Le secrétaire général des Nations unies, Ban Ki-moon, a présenté jeudi pour la première fois des excuses au sujet de la responsabilité des Nations unies dans l'épidémie de choléra qui a fait plus de 9 300 morts en Haïti depuis 2010.
Des excuses pour Haïti. L'ONU a présenté jeudi 1er décembre pour la première fois des excuses aux Haïtiens pour son rôle dans l'épidémie de choléra qui ravage le pays, sans toutefois reconnaître sa responsabilité juridique. "Au nom des Nations unies, je vais vous le dire très clairement : nous nous excusons auprès du peuple haïtien", a déclaré son secrétaire général Ban Ki-moon, successivement en créole, en français et en anglais, devant l'assemblée générale des Nations unies. "Nous n'avons tout simplement pas fait assez concernant l'épidémie de choléra et sa propagation (…). Nous sommes profondément désolés pour notre rôle", a-til poursuivi.
Selon de nombreux experts indépendants, le choléra a été introduit en Haïti par des Casques bleus népalais de la Mission de l'ONU sur place (Minustah) qui ont déversé leurs déchets dans une rivière.
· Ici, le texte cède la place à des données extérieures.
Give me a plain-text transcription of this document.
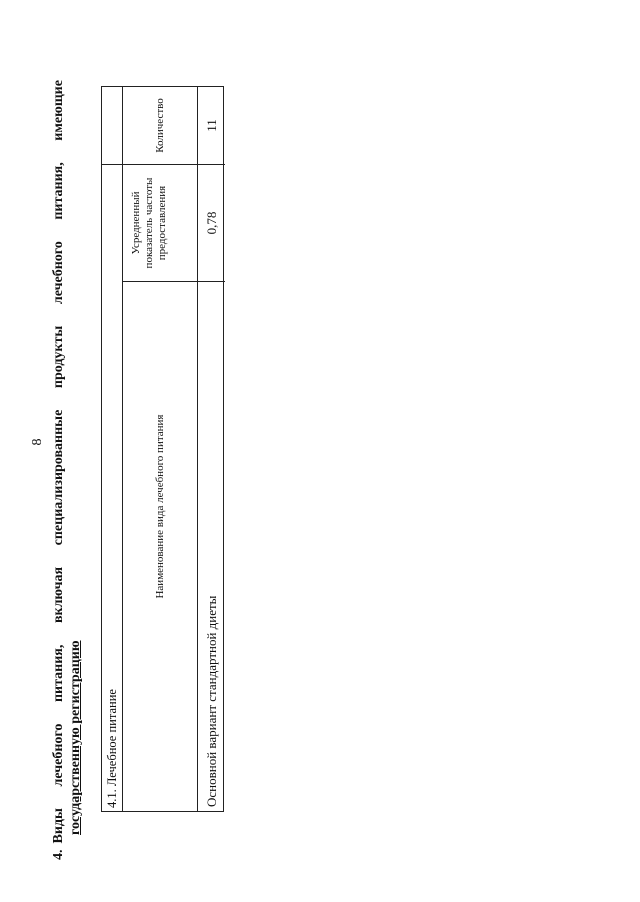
8
4.Виды
лечебного
питания,
включая
специализированные
продукты
лечебного
питания,
имеющие
государственную регистрацию 4.1. Лечебное питание
Наименование вида лечебного питания
Усредненный показатель частоты предоставления
Количество
Основной вариант стандартной диеты
0,78
11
Pas de responsabilité juridique
Malgré ces excuses, l'organisation internationale maintient qu'elle n'a pas de responsabilité légale dans cette affaire. "Nous n'avons pas changé notre position juridique", a ainsi expliqué à la presse le vice-secrétaire général Jan Eliasson. Ban Ki-moon a répété que l'ONU avait une "responsabilité morale d'agir". Cette affaire, a-t-il reconnu, "a jeté une ombre sur les relations [entre l'ONU et Haïti et a] terni la réputation des Casques bleus".
Il a présenté formellement à l'assemblée un plan pour aider les familles des victimes de l'épidémie et mieux lutter contre la maladie. Celle-ci a déjà contaminé 800 000 personnes, dont 9 000 en sont mortes, depuis octobre 2010.
Pour cette "nouvelle approche", l'ONU espère mobiliser 400 millions de dollars sur deux ans, mais l'argent tarde à venir. L’émissaire onusien a lancé un appel pressant aux donateurs pour financer ces mesures. "Sur l'échelle des besoins humanitaires mondiaux, les sommes nécessaires pour éliminer le choléra en Haïti sont faibles", a-t-il plaidé. "Cette mission est réaliste et réalisable".
Depuis le déclenchement de l'épidémie et les accusations contre leurs Casques bleus, les Nations unies ont toujours plaidé l'immunité diplomatique accordée à leurs missions. Celle-ci a été confirmée par des tribunaux américains, saisis par les avocats de victimes qui réclament des centaines de millions de dollars d'indemnités.
Une "chape de silence"
Lever l'immunité mettrait en péril les opérations de maintien de la paix, a affirmé Jan Eliasson en refusant "d'ouvrir les vannes". "Ce sont de véritables excuses [et Ban Ki-moon] voulait le faire avant de terminer son mandat [dans un mois]", a analysé ce Eliasson.
Philip Alston, rapporteur spécial de l'ONU sur l'extrême pauvreté et les droits de l'homme, estimait récemment que la position de l'ONU était intenable et "affaiblissait sa crédibilité", dénonçant une "chape de silence".
En août, l'ONU avait reconnu pour la première fois son "implication dans le foyer initial" de l'épidémie et promis une "aide matérielle" aux Haïtiens.
Ban Ki-moon a confirmé jeudi que deux programmes étaient prévus, chacun pour 200 millions de dollars. L'un vise à intensifier la lutte contre l'épidémie, qui reprend de l'ampleur après le passage dévastateur de l'ouragan Matthew en octobre, et à améliorer les infrastructures sanitaires catastrophiques du pays. Seul un quart des Haïtiens ont accès à des toilettes décentes et la moitié à de l'eau salubre.